When asked what role, if any, Kennedy played in the decision to not release the risk assessment, HHS’s communications director said the aborted announcement “was part of an ongoing process to improve communication processes—nothing more, nothing less.” The CDC, he reiterated, continues to recommend vaccination “as the best way to protect against measles.”

“Secretary Kennedy believes that the decision to vaccinate is a personal one and that people should consult with their healthcare provider to understand their options to get a vaccine,” Andrew G. Nixon said. “It is important that the American people have radical transparency and be informed to make personal healthcare decisions.”

Responding to questions about criticism of the decision among some CDC staff, Nixon wrote, “Some individuals at the CDC seem more interested in protecting their own status or agenda rather than aligning with this Administration and the true mission of public health.”

The CDC’s risk assessment was carried out by its Center for Forecasting and Outbreak Analytics, which relied, in part, on new disease data from the outbreak in Texas. The CDC created the center to address a major shortcoming laid bare during the COVID-19 pandemic. It functions like a National Weather Service for infectious diseases, harnessing data and expertise to predict the course of outbreaks like a meteorologist warns of storms.
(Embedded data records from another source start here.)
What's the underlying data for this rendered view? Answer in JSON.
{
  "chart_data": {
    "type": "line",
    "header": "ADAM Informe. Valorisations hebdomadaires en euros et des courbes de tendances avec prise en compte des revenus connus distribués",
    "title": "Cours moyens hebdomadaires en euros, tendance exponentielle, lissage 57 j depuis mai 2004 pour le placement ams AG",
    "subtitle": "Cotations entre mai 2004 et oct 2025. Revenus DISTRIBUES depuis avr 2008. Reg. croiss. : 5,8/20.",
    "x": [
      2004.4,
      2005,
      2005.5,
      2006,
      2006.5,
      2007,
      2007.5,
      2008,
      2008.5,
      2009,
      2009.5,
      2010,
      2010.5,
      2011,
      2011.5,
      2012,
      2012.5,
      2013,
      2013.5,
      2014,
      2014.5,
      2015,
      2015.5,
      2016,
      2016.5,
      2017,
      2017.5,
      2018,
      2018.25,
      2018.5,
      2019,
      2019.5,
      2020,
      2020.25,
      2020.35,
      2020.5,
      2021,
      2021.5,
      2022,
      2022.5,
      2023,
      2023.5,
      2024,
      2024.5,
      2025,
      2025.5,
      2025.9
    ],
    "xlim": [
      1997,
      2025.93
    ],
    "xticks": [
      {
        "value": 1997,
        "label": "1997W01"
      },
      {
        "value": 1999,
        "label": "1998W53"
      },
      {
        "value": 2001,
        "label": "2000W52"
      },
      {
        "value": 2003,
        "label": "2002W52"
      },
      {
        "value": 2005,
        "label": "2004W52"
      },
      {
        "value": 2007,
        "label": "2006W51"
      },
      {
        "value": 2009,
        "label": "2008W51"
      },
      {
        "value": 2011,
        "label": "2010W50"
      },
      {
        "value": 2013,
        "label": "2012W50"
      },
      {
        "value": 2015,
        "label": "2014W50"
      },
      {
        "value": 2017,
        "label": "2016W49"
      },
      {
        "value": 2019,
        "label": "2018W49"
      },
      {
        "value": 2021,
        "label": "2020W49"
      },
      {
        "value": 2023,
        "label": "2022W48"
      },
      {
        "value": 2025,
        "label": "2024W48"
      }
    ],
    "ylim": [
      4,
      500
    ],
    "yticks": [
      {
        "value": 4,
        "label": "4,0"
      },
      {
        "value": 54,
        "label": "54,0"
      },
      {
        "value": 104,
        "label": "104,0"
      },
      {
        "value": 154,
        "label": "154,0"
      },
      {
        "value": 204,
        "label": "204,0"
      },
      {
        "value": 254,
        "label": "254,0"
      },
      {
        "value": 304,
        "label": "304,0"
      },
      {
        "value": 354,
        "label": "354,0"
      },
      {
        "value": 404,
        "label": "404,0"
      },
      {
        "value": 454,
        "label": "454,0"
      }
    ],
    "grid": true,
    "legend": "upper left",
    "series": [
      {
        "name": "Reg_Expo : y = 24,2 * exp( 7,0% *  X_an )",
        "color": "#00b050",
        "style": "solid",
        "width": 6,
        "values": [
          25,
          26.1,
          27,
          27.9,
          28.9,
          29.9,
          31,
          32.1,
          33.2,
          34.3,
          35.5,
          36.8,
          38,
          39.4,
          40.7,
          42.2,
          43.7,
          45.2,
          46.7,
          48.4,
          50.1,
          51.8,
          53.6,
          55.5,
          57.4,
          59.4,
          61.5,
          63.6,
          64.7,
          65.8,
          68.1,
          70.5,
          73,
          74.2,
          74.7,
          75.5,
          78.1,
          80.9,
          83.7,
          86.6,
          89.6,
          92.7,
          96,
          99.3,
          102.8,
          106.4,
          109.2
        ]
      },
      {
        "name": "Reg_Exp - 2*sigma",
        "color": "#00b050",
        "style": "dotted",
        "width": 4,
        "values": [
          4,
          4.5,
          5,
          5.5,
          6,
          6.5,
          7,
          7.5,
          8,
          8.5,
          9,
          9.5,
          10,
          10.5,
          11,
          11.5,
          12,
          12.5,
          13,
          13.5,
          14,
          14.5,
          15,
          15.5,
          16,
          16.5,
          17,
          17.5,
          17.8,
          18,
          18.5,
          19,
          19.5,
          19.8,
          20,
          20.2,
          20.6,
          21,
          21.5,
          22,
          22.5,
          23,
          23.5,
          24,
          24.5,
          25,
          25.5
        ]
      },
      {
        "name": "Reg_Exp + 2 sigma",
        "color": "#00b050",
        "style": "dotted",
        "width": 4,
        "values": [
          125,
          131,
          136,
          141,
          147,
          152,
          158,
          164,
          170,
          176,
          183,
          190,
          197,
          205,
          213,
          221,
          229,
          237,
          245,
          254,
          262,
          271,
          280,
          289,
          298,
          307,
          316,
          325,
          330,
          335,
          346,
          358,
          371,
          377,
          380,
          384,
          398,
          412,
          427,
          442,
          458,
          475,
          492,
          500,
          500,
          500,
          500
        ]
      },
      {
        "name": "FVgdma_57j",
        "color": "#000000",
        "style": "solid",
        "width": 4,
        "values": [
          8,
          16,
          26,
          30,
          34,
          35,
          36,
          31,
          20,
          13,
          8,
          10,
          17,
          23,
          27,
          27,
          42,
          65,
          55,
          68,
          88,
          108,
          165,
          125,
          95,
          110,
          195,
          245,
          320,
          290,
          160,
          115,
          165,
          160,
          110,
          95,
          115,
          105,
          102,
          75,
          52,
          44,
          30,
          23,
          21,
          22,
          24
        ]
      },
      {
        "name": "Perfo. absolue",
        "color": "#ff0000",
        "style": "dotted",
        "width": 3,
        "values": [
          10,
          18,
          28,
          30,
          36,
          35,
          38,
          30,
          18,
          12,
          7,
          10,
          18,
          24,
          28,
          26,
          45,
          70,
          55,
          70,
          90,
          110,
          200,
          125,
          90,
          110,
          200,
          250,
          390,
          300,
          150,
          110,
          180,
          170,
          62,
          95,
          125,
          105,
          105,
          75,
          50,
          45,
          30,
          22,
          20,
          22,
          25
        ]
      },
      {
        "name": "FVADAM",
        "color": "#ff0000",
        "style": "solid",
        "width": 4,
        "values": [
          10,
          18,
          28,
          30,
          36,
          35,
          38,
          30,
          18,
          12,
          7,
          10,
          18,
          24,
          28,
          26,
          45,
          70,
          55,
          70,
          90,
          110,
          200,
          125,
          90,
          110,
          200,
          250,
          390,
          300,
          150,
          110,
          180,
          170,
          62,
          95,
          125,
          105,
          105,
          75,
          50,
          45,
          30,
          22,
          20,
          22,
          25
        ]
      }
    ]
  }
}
Other risk assessments by the center have been posted by the CDC even though their conclusions might seem obvious.

In late February, for example, forecasters analyzing the spread of H5N1 bird flu said people who come “in contact with potentially infected animals or contaminated surfaces or fluids” faced a moderate to high risk of contracting the disease. The risk to the general US population, they said, was low.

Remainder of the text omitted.